In June, Judge Straus ruled on four more of the detainees, saying their Fourth Amendment rights were “flagrantly” violated when agents entered their homes “without a warrant, probable cause, or consent.” The agents’ conduct, he wrote, was “unreasonable” and “unlawful.” He also impugned the ICE agents for refusing to testify and said the court could not give much weight to the officers’ scant affidavits, which left out relevant information and denied the opportunity for cross-examination. “This due process requires,” he wrote.

Two cases are still awaiting a decision, and the government is appealing the four most recent rulings in the immigrants’ favor. But at the same time the government has moved to close out the era of immigration enforcement that was marked by raids such as the one in New Haven. It is a dramatic shift, in policy and practice, from the tactics on display June 6, 2007.

The new model was demonstrated this past July with Los Angeles-based clothier American Apparel, which apparently employs some 1,800 illegal immigrants. But no agents stormed the factories or pulled people out of bed; instead, ICE sent the company a written notice that it could be fined and must fire undocumented workers.

***

But the damage from the old approach cannot be undone.

In the 10 days she was imprisoned, Teresa Gonzalez Vala lost both of her jobs, and it was a month before she could find another, mostly because she was afraid to leave the house. She had trouble sleeping and tried to distract herself by watching TV but couldn’t really concentrate even on that. She stayed inside for 10 days, and the first time she ventured outside to look for a job, she saw a white van and ran back home.

For more than a month while Teresa was in jail or out of work, she had no money to send back to her teenage daughter and ailing parents in Mexico. Without her support, her father couldn’t afford his diabetes medication. He died a month later, in August 2007.

***

The following October, Junta hosted a support group for 16 children who had been affected by the raids four months earlier. Sandra Trevino, Junta’s director and a social worker who specializes in children’s mental health, led the session. Eleven of the children had witnessed the raids, and the parents of two more had been arrested.

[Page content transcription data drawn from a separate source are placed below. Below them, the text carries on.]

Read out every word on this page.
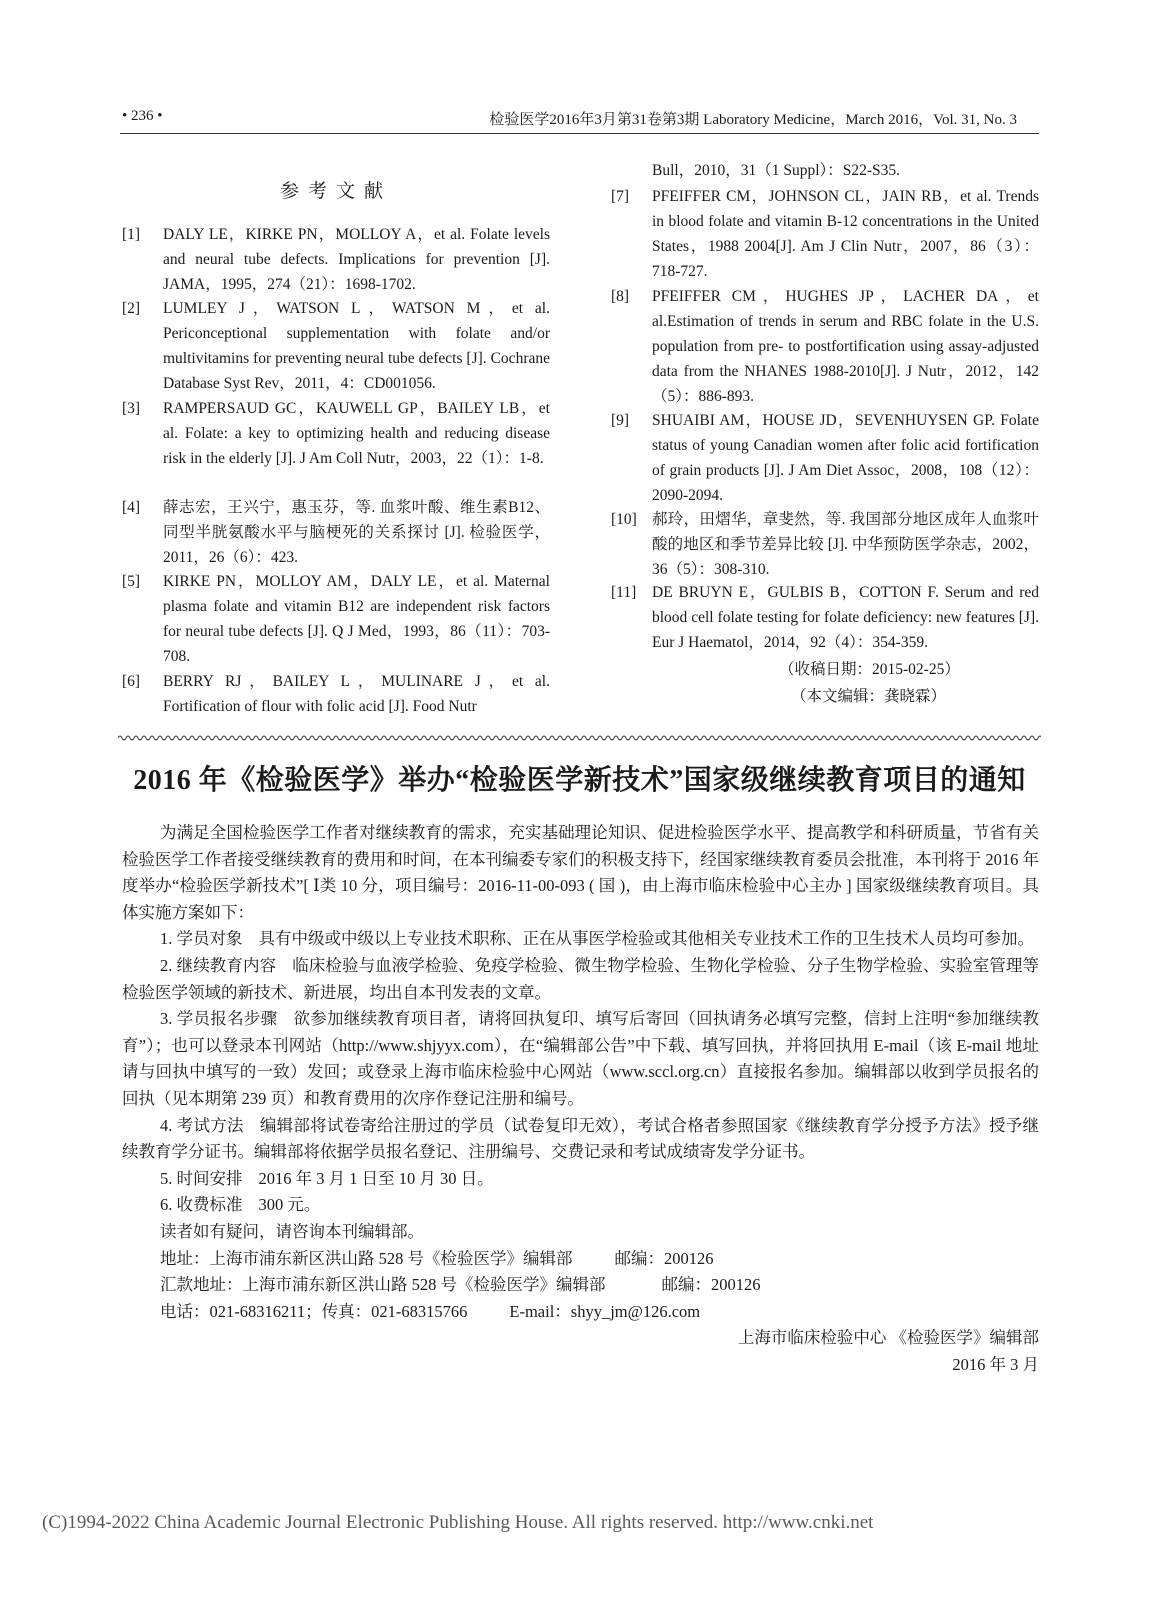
• 236 •	检验医学2016年3月第31卷第3期 Laboratory Medicine，March 2016，Vol. 31, No. 3
参考文献
[1] DALY LE，KIRKE PN，MOLLOY A，et al. Folate levels and neural tube defects. Implications for prevention [J]. JAMA，1995，274（21）：1698-1702.
[2] LUMLEY J，WATSON L，WATSON M，et al. Periconceptional supplementation with folate and/or multivitamins for preventing neural tube defects [J]. Cochrane Database Syst Rev，2011，4：CD001056.
[3] RAMPERSAUD GC，KAUWELL GP，BAILEY LB，et al. Folate: a key to optimizing health and reducing disease risk in the elderly [J]. J Am Coll Nutr，2003，22（1）：1-8.
[4] 薛志宏，王兴宁，惠玉芬，等. 血浆叶酸、维生素B12、同型半胱氨酸水平与脑梗死的关系探讨 [J]. 检验医学，2011，26（6）：423.
[5] KIRKE PN，MOLLOY AM，DALY LE，et al. Maternal plasma folate and vitamin B12 are independent risk factors for neural tube defects [J]. Q J Med，1993，86（11）：703-708.
[6] BERRY RJ，BAILEY L，MULINARE J，et al. Fortification of flour with folic acid [J]. Food Nutr
Bull，2010，31（1 Suppl）：S22-S35.
[7] PFEIFFER CM，JOHNSON CL，JAIN RB，et al. Trends in blood folate and vitamin B-12 concentrations in the United States，1988 2004[J]. Am J Clin Nutr，2007，86（3）：718-727.
[8] PFEIFFER CM，HUGHES JP，LACHER DA，et al.Estimation of trends in serum and RBC folate in the U.S. population from pre- to postfortification using assay-adjusted data from the NHANES 1988-2010[J]. J Nutr，2012，142（5）：886-893.
[9] SHUAIBI AM，HOUSE JD，SEVENHUYSEN GP. Folate status of young Canadian women after folic acid fortification of grain products [J]. J Am Diet Assoc，2008，108（12）：2090-2094.
[10] 郝玲，田熠华，章斐然，等. 我国部分地区成年人血浆叶酸的地区和季节差异比较 [J]. 中华预防医学杂志，2002，36（5）：308-310.
[11] DE BRUYN E，GULBIS B，COTTON F. Serum and red blood cell folate testing for folate deficiency: new features [J]. Eur J Haematol，2014，92（4）：354-359.
（收稿日期：2015-02-25）
（本文编辑：龚晓霖）
2016 年《检验医学》举办“检验医学新技术”国家级继续教育项目的通知

为满足全国检验医学工作者对继续教育的需求，充实基础理论知识、促进检验医学水平、提高教学和科研质量，节省有关检验医学工作者接受继续教育的费用和时间，在本刊编委专家们的积极支持下，经国家继续教育委员会批准，本刊将于 2016 年度举办“检验医学新技术”[ Ⅰ类 10 分，项目编号：2016-11-00-093 ( 国 )，由上海市临床检验中心主办 ] 国家级继续教育项目。具体实施方案如下：

1. 学员对象 具有中级或中级以上专业技术职称、正在从事医学检验或其他相关专业技术工作的卫生技术人员均可参加。

2. 继续教育内容 临床检验与血液学检验、免疫学检验、微生物学检验、生物化学检验、分子生物学检验、实验室管理等检验医学领域的新技术、新进展，均出自本刊发表的文章。

3. 学员报名步骤 欲参加继续教育项目者，请将回执复印、填写后寄回（回执请务必填写完整，信封上注明“参加继续教育”）；也可以登录本刊网站（http://www.shjyyx.com），在“编辑部公告”中下载、填写回执，并将回执用 E-mail（该 E-mail 地址请与回执中填写的一致）发回；或登录上海市临床检验中心网站（www.sccl.org.cn）直接报名参加。编辑部以收到学员报名的回执（见本期第 239 页）和教育费用的次序作登记注册和编号。

4. 考试方法 编辑部将试卷寄给注册过的学员（试卷复印无效），考试合格者参照国家《继续教育学分授予方法》授予继续教育学分证书。编辑部将依据学员报名登记、注册编号、交费记录和考试成绩寄发学分证书。

5. 时间安排 2016 年 3 月 1 日至 10 月 30 日。

6. 收费标准 300 元。

读者如有疑问，请咨询本刊编辑部。

地址：上海市浦东新区洪山路 528 号《检验医学》编辑部	邮编：200126

汇款地址：上海市浦东新区洪山路 528 号《检验医学》编辑部	邮编：200126

电话：021-68316211；传真：021-68315766	E-mail：shyy_jm@126.com

上海市临床检验中心 《检验医学》编辑部

2016 年 3 月

(C)1994-2022 China Academic Journal Electronic Publishing House. All rights reserved. http://www.cnki.net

As Trevino evaluated them, she observed symptoms of post-traumatic stress disorder. They had nightmares of knocks on the door, were afraid to sleep because they thought their parents wouldn’t be there in the morning, or were afraid to go to school because they thought their parents wouldn’t be there to pick them up at night. They lost sleep and lost their appetites.

At the workshop, the children participated in an art class, making collages of the ocean, using shells and real sand and little paper umbrellas, even though they had never seen a real beach. The session ended at the Yale Polo and Horse Stables, where Trevino took the children horseback riding, which they had never done before. Perhaps there, on the grassy fields of Yale’s sprawling athletic complex, the children could imagine themselves as Ivy League scholar-athletes in white helmets and breeches. Perhaps there, as Trevino hoped, the children could learn how to be gentle, because even a beast as big as a horse scares and recoils when startled by a sudden advance.